Much like Black Friday, the industry-created event that has increasingly enticed shoppers to big box store sales earlier each year, Saturday’s affair also is gaining its own notoriety. The event was launched in 2010 by American Express to lure shoppers to mom and pop-run shops.
According to the U.S. Small Business Administration nearly 70 million people purchased items last year at many of the nation’s 28 million small businesses, bringing in an estimated $5.5 billion.
And while the larger retailers rake in the bulk of the billions during the holiday season, small business owners often count on that time to survive another year.

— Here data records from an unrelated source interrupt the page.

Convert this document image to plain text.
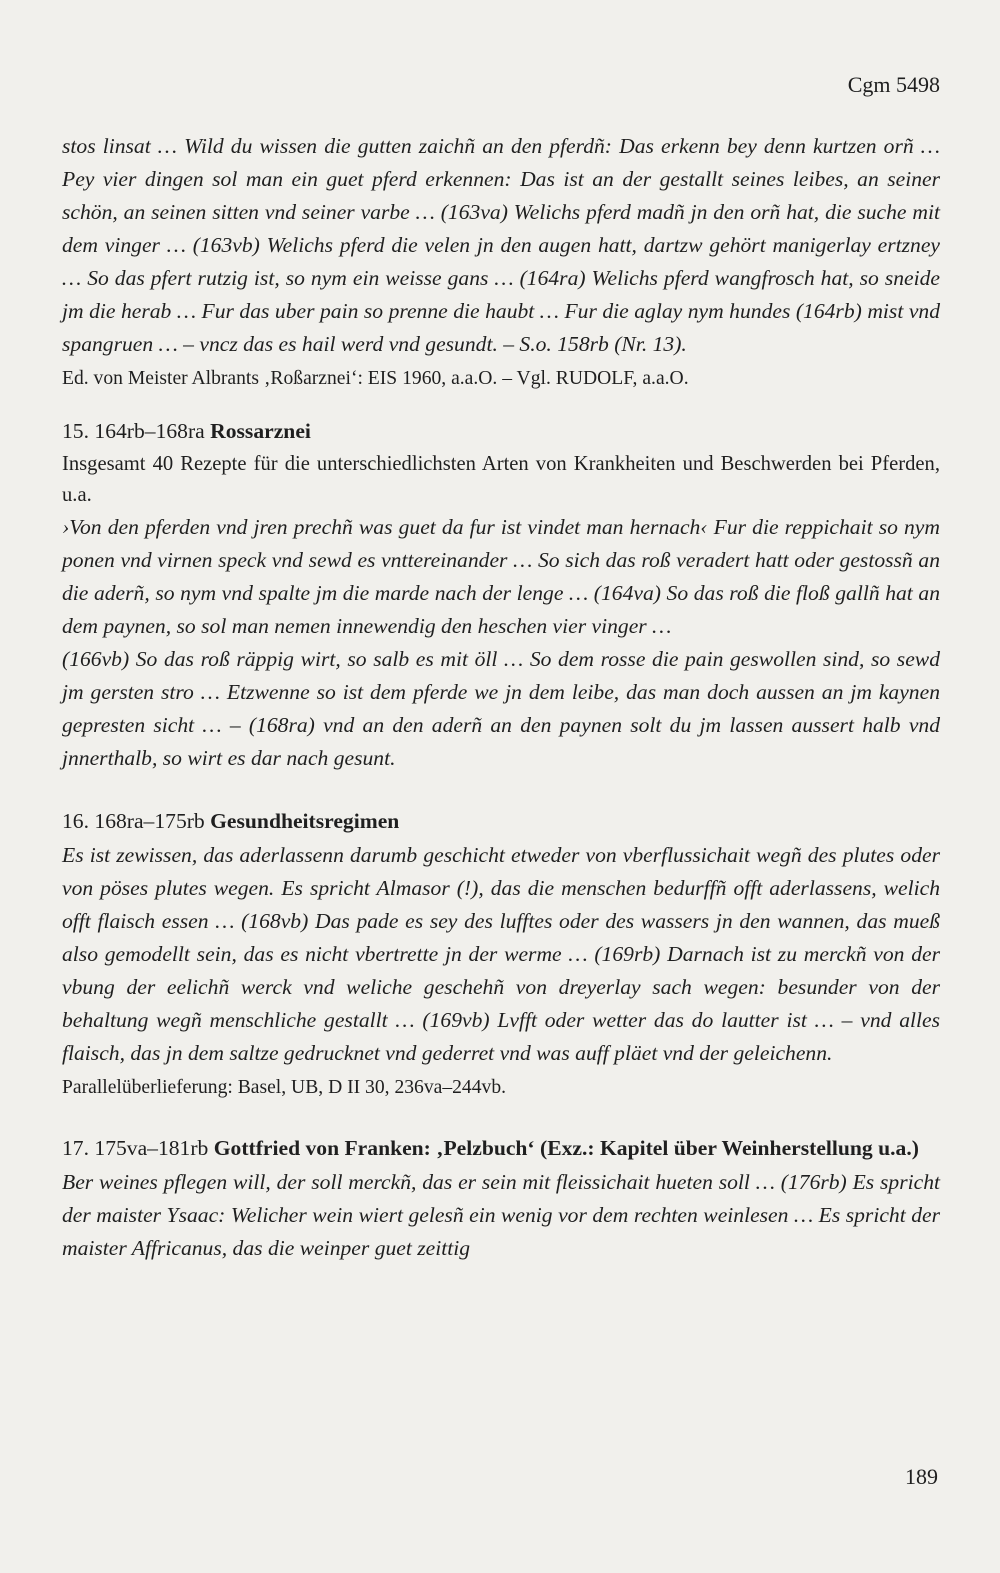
Cgm 5498

stos linsat … Wild du wissen die gutten zaichñ an den pferdñ: Das erkenn bey denn kurtzen orñ … Pey vier dingen sol man ein guet pferd erkennen: Das ist an der gestallt seines leibes, an seiner schön, an seinen sitten vnd seiner varbe … (163va) Welichs pferd madñ jn den orñ hat, die suche mit dem vinger … (163vb) Welichs pferd die velen jn den augen hatt, dartzw gehört manigerlay ertzney … So das pfert rutzig ist, so nym ein weisse gans … (164ra) Welichs pferd wangfrosch hat, so sneide jm die herab … Fur das uber pain so prenne die haubt … Fur die aglay nym hundes (164rb) mist vnd spangruen … – vncz das es hail werd vnd gesundt. – S.o. 158rb (Nr. 13).

Ed. von Meister Albrants ‚Roßarznei‘: EIS 1960, a.a.O. – Vgl. RUDOLF, a.a.O.

15. 164rb–168ra Rossarznei

Insgesamt 40 Rezepte für die unterschiedlichsten Arten von Krankheiten und Beschwerden bei Pferden, u.a.

›Von den pferden vnd jren prechñ was guet da fur ist vindet man hernach‹ Fur die reppichait so nym ponen vnd virnen speck vnd sewd es vnttereinander … So sich das roß veradert hatt oder gestossñ an die aderñ, so nym vnd spalte jm die marde nach der lenge … (164va) So das roß die floß gallñ hat an dem paynen, so sol man nemen innewendig den heschen vier vinger …

(166vb) So das roß räppig wirt, so salb es mit öll … So dem rosse die pain geswollen sind, so sewd jm gersten stro … Etzwenne so ist dem pferde we jn dem leibe, das man doch aussen an jm kaynen gepresten sicht … – (168ra) vnd an den aderñ an den paynen solt du jm lassen aussert halb vnd jnnerthalb, so wirt es dar nach gesunt.

16. 168ra–175rb Gesundheitsregimen

Es ist zewissen, das aderlassenn darumb geschicht etweder von vberflussichait wegñ des plutes oder von pöses plutes wegen. Es spricht Almasor (!), das die menschen bedurffñ offt aderlassens, welich offt flaisch essen … (168vb) Das pade es sey des lufftes oder des wassers jn den wannen, das mueß also gemodellt sein, das es nicht vbertrette jn der werme … (169rb) Darnach ist zu merckñ von der vbung der eelichñ werck vnd weliche geschehñ von dreyerlay sach wegen: besunder von der behaltung wegñ menschliche gestallt … (169vb) Lvfft oder wetter das do lautter ist … – vnd alles flaisch, das jn dem saltze gedrucknet vnd gederret vnd was auff pläet vnd der geleichenn.

Parallelüberlieferung: Basel, UB, D II 30, 236va–244vb.

17. 175va–181rb Gottfried von Franken: ‚Pelzbuch‘ (Exz.: Kapitel über Weinherstellung u.a.)

Ber weines pflegen will, der soll merckñ, das er sein mit fleissichait hueten soll … (176rb) Es spricht der maister Ysaac: Welicher wein wiert gelesñ ein wenig vor dem rechten weinlesen … Es spricht der maister Affricanus, das die weinper guet zeittig

189
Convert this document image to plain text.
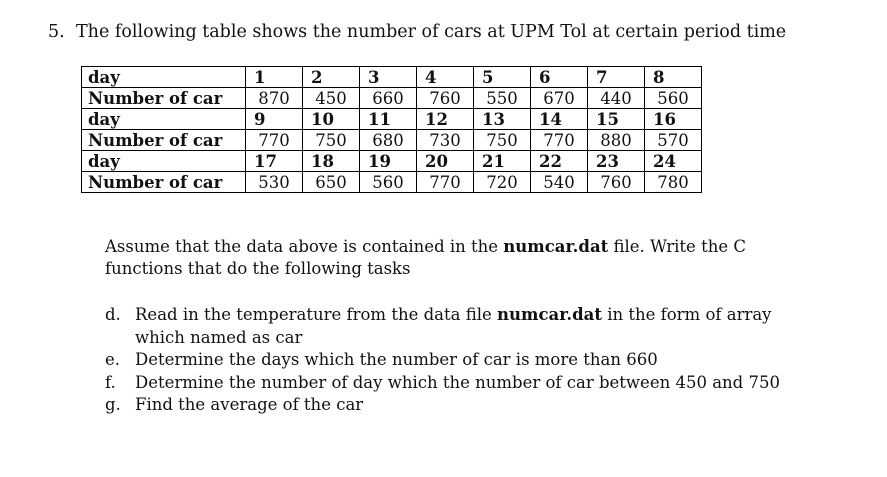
5. The following table shows the number of cars at UPM Tol at certain period time
day	1	2	3	4	5	6	7	8
Number of car	870	450	660	760	550	670	440	560
day	9	10	11	12	13	14	15	16
Number of car	770	750	680	730	750	770	880	570
day	17	18	19	20	21	22	23	24
Number of car	530	650	560	770	720	540	760	780
Assume that the data above is contained in the numcar.dat file. Write the C functions that do the following tasks
d. Read in the temperature from the data file numcar.dat in the form of array which named as car
e. Determine the days which the number of car is more than 660
f.	Determine the number of day which the number of car between 450 and 750
g. Find the average of the car
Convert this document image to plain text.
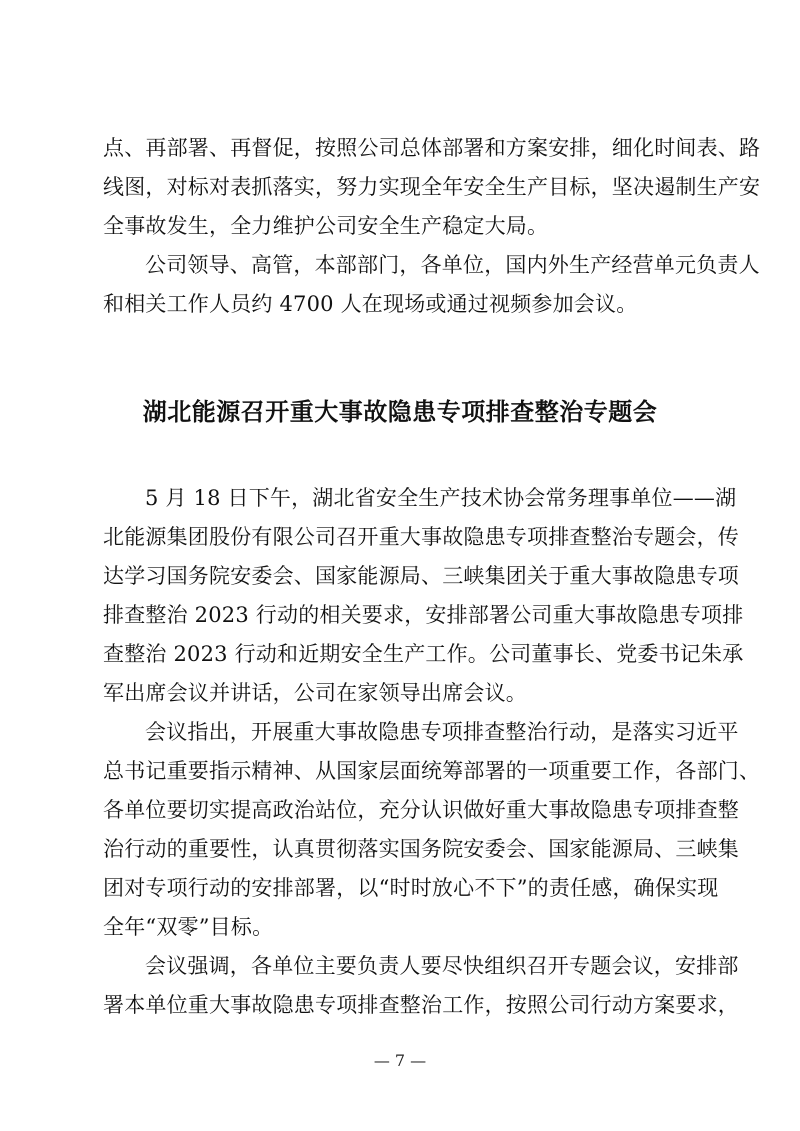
点、再部署、再督促，按照公司总体部署和方案安排，细化时间表、路
线图，对标对表抓落实，努力实现全年安全生产目标，坚决遏制生产安
全事故发生，全力维护公司安全生产稳定大局。
公司领导、高管，本部部门，各单位，国内外生产经营单元负责人
和相关工作人员约 4700 人在现场或通过视频参加会议。
湖北能源召开重大事故隐患专项排查整治专题会
5 月 18 日下午，湖北省安全生产技术协会常务理事单位——湖
北能源集团股份有限公司召开重大事故隐患专项排查整治专题会，传
达学习国务院安委会、国家能源局、三峡集团关于重大事故隐患专项
排查整治 2023 行动的相关要求，安排部署公司重大事故隐患专项排
查整治 2023 行动和近期安全生产工作。公司董事长、党委书记朱承
军出席会议并讲话，公司在家领导出席会议。
会议指出，开展重大事故隐患专项排查整治行动，是落实习近平
总书记重要指示精神、从国家层面统筹部署的一项重要工作，各部门、
各单位要切实提高政治站位，充分认识做好重大事故隐患专项排查整
治行动的重要性，认真贯彻落实国务院安委会、国家能源局、三峡集
团对专项行动的安排部署，以“时时放心不下”的责任感，确保实现
全年“双零”目标。
会议强调，各单位主要负责人要尽快组织召开专题会议，安排部
署本单位重大事故隐患专项排查整治工作，按照公司行动方案要求，
— 7 —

Heather Kalisiak, 43, started Martinsville Emporium in 2011 along Niagara Falls Boulevard in North Tonawanda, and has seen a groundswell of traffic at her shop specializing in homemade soaps and lip balms. She said last year’s Small Business Saturday was her strongest yet, with more than 40 people in her store at any one time.
“It was my biggest day of the entire year,” she said. “I get half my sales through the year in November and December.”
Kory Schuler, who owns Sweet Briar Antiques on Broad Street in the City of Tonawanda, said he too has seen a wave of support for Small Business Saturday.
“The program has caught on and we’ve found it’s increasing every year,” he said. “As Black Friday has started earlier on Thanksgiving, customers are really embracing it. It’s a good thing. We try to encourage them to shop small 365 days a year. There’s a lot of local campaigns and national campaigns now. It really puts an emphasis on mom and pop shops.”
Kay Learned, who owns Hodgepodge on Webster Street in North Tonawanda, said she believes that American Express has thrown more of its weight behind the event with advertising, while the popularity of social media sites like Facebook also lend to awareness.
Because she accepts American Express cards, the company also sent her a welcome mat and sign that promote the small business, both of which are now situated in and around her shop.
“We do rely on local customers to stay in business,” she said. “We need foot traffic year-round but we count on it at Christmas time.”
Learned, who organized the Downtown Winter Walk in the Gateway Cities that will be held Dec. 7, said she and other local business owners have been using their own efforts as well to draw more residents to the shop local concept.
“They see our shops as having unique things,”she said. “They’re looking for niche items, they’re curious about shops that are different.”
Kalisiak, a lifelong North Tonawanda resident, will change the name of her shop and move part of it to Webster Street this week. She said when shoppers decide to spend their money locally it stays here, adding that she makes all of her products by hand and tries to buy her supplies as close to Western New York as possible.
“I like getting away from the Walmart mentality and more of the money is going to stay in the area,” she said. “When you buy something here you’re paying my daughter’s orthodontist bills, you’re helping my family.”